Французский поэт Гийом де Машо писал в середине XIV века. Его сочинение «Суд короля Наваррского» незаслуженно малоизвестно. Конечно, основная его часть – всего лишь длинная поэма в куртуазном стиле, шаблонная по слогу и тематике. Но начало у нее поразительное. В нем описана запутанная череда катастрофических событий, при которых Гийом будто бы присутствовал, пока ужас не заставил его затвориться в собственном доме, чтобы там ожидать смерти или конца невыразимых испытаний. Иные из этих событий совершенно невероятны, иные – лишь отчасти. И тем не менее при чтении этого рассказа складывается впечатление, что нечто реальное действительно произошло.

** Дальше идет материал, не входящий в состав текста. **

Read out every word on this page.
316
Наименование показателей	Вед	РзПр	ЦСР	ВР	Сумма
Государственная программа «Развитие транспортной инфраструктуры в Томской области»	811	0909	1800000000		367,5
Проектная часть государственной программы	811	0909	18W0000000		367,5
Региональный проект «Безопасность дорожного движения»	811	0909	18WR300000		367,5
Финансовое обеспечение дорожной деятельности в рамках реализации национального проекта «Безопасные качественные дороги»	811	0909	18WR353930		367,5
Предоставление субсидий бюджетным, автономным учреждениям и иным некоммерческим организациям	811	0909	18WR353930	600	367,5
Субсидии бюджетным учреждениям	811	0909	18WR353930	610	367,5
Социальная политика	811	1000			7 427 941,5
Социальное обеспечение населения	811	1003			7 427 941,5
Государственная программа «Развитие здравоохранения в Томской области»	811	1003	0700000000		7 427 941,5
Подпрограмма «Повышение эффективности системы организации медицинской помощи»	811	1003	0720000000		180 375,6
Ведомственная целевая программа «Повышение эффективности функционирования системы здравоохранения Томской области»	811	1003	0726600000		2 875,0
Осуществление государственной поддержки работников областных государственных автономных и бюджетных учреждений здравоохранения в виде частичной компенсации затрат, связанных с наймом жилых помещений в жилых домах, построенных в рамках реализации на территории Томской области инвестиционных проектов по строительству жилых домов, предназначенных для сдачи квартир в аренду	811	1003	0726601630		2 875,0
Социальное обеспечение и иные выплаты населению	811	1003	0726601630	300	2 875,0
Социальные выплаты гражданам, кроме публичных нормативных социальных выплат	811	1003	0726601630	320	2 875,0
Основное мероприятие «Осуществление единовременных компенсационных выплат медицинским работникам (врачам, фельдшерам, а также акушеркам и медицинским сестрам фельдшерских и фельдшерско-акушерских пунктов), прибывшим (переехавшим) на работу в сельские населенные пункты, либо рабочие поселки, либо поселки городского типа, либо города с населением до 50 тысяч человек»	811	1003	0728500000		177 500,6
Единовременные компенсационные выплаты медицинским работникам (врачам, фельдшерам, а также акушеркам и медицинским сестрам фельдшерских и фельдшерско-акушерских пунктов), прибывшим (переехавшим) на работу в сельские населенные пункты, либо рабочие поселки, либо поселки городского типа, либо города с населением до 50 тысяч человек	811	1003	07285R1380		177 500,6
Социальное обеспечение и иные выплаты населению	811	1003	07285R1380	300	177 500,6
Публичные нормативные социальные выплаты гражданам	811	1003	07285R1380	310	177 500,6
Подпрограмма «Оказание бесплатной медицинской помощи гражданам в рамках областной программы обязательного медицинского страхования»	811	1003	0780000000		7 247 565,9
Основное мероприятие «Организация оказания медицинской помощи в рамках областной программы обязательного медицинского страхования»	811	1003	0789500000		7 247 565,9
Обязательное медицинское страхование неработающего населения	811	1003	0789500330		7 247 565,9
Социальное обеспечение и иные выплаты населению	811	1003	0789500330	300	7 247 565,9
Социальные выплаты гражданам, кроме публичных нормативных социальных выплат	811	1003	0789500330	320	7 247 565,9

На небе появляются знамения. Каменный дождь убивает людей. Целые города сожжены ударами молний. В том городе, где живет Гийом (он не говорит в каком), люди во множестве умирают. Некоторые из этих смертей вызваны зловредностью евреев и их сообщников из числа христиан. Как же злодеи сумели нанести такой огромный урон? Они отравляли реки, источники снабжения питьевой водой. Но небесная справедливость пресекла эти злодеяния, открыв их зачинщиков населению, которое всех их и истребило. И тем не менее люди продолжали умирать, во все больших количествах, пока в один весенний день Гийом не услышал на улице музыку и смех мужчин и женщин. Все страшное миновало, и куртуазная поэзия возобновилась.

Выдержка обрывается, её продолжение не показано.